Wednesday, December 30, 2009

Once a group is formed, its members elect a leader and a treasurer who deposits

Once a group is formed, its members elect a leader and a treasurer who deposits their savings in a joint account. Individual members may only be able to save about two taka (one cent) a week, yet the members of Banchte Shekha have saved a total of more than thirty million taka in this way. Members can take loans from the group savings for emergency, personal, or business reasons. The group approves the loans, which are given at no interest and with no set payback schedule. Nevertheless the default rate is only one percent.

The groups meet weekly to talk, work together, participate in training sessions, and make decisions about what they will do with savings or any money generated by their agricultural, craft, and small trade projects. The income from these projects is not large, but in a country where the per capita income is $220 a year, it is significant. A 1988 study by sociologist Monawar Sultana found that members were earning up to 700 taka (approx. $15) a month, and that, in some families, these earnings represented fifty percent of the total family income. Where the women are the sole wage earners, these earnings may be all the family has to survive on.

Banchte Shekha offers members a practical, basic education that focuses first on empowerment and income-generating skills, then on legal literacy, health issues, and family planning. In Gomes' pragmatic idealism, a woman who can create her own job and feed herself and her family is an educated woman. She is disdainful of people who emerge from higher education with no job and no idea of how to take care of themselves. She also has no use for education programs aimed at the poor that do not provide the knowledge and skills that they need to survive.
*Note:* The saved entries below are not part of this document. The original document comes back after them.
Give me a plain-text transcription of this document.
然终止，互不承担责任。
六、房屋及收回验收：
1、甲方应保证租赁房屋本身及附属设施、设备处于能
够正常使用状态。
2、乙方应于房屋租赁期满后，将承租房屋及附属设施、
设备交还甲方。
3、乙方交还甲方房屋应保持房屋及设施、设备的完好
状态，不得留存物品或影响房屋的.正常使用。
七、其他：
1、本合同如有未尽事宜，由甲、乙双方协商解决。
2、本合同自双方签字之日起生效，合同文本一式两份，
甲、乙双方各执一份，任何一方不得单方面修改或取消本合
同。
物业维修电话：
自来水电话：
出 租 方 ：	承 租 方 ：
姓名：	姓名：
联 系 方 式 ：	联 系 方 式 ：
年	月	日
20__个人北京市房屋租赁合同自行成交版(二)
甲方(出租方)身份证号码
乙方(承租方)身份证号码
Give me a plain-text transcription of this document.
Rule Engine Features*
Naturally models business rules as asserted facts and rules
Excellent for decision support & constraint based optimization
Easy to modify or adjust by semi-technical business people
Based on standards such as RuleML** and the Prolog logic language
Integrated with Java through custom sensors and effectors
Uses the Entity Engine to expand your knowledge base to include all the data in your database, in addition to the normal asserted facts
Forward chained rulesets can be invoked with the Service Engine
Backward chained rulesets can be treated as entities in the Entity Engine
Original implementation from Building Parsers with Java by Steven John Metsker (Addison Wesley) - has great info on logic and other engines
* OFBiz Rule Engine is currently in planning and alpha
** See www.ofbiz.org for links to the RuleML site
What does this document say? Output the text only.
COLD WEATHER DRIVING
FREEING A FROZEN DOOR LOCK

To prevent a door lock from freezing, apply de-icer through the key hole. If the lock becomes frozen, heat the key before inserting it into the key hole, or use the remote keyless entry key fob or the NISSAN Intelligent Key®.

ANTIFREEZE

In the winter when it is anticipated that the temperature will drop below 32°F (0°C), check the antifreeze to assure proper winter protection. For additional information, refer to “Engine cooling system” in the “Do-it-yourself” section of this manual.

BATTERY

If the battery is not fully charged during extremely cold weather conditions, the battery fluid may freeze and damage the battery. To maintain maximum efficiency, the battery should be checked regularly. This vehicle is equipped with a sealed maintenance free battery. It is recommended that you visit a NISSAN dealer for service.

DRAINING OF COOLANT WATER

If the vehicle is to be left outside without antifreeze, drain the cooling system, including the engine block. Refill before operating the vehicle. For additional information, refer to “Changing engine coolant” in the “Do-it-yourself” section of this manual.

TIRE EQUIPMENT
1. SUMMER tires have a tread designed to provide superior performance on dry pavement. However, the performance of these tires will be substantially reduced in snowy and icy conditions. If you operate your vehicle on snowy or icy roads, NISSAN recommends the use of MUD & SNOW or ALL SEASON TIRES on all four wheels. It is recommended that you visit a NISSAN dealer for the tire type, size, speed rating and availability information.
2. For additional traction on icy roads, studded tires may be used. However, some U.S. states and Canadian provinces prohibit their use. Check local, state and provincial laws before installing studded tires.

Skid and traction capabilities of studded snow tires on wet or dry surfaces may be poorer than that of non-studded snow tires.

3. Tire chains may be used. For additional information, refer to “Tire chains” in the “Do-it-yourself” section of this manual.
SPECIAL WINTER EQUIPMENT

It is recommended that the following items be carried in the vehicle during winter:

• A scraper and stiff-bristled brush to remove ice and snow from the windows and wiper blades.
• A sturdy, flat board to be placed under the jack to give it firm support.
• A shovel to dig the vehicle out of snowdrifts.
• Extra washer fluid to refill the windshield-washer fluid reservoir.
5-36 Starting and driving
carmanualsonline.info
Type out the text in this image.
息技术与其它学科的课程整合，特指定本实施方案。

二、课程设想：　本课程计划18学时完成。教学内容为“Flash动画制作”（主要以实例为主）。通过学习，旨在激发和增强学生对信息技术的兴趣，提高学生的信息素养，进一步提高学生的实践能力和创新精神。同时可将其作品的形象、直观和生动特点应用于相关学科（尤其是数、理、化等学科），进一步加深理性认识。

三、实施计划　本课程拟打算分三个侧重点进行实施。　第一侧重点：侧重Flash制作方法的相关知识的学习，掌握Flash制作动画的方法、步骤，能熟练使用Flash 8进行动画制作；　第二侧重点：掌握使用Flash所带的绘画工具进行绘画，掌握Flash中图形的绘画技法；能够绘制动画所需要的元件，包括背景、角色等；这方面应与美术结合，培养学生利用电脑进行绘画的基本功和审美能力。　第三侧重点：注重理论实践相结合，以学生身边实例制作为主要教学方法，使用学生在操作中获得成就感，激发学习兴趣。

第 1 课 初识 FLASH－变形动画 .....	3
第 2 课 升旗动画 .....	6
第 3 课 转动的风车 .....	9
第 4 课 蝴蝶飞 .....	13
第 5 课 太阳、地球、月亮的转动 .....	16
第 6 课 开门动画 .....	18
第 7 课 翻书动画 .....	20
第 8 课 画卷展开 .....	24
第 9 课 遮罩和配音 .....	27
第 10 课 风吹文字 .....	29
Dissatisfied with the teaching materials that were available for adults, Gomes has created her own: songs, plays, posters, and books that convey Banchte Shekha's message. Reading and writing are important, says Gomes, but not as important as eating. Not as important as staying alive and understanding that you are not powerless.


--------------------------------------------------------------------------------

The road to the village of Chadpur is a rutted dirt track that divides row upon row of bright green rice paddies. It ends in a grove of banana trees about fifty yards from the scattering of bamboo and thatch houses.
The most prominent building in the village is a sturdy bamboo pavillion. It was built by Chadpur's Banchte Shekha group and sits on land that the women purchased with pooled savings from their cottage industries.

About forty Banchte Shekha members are gathered in the pavillion to welcome Angela Gomes and some visitors from the United States. Their talk is lively as they settle on the floor with their embroidery.

The arrival of the strangers attracts a curious crowd of villagers: women with bright saris pulled protectively around their heads; a few men in lungis who stand on the edge of the crowd; and the usual army of brown-eyed children who gather close around, gaping and laughing.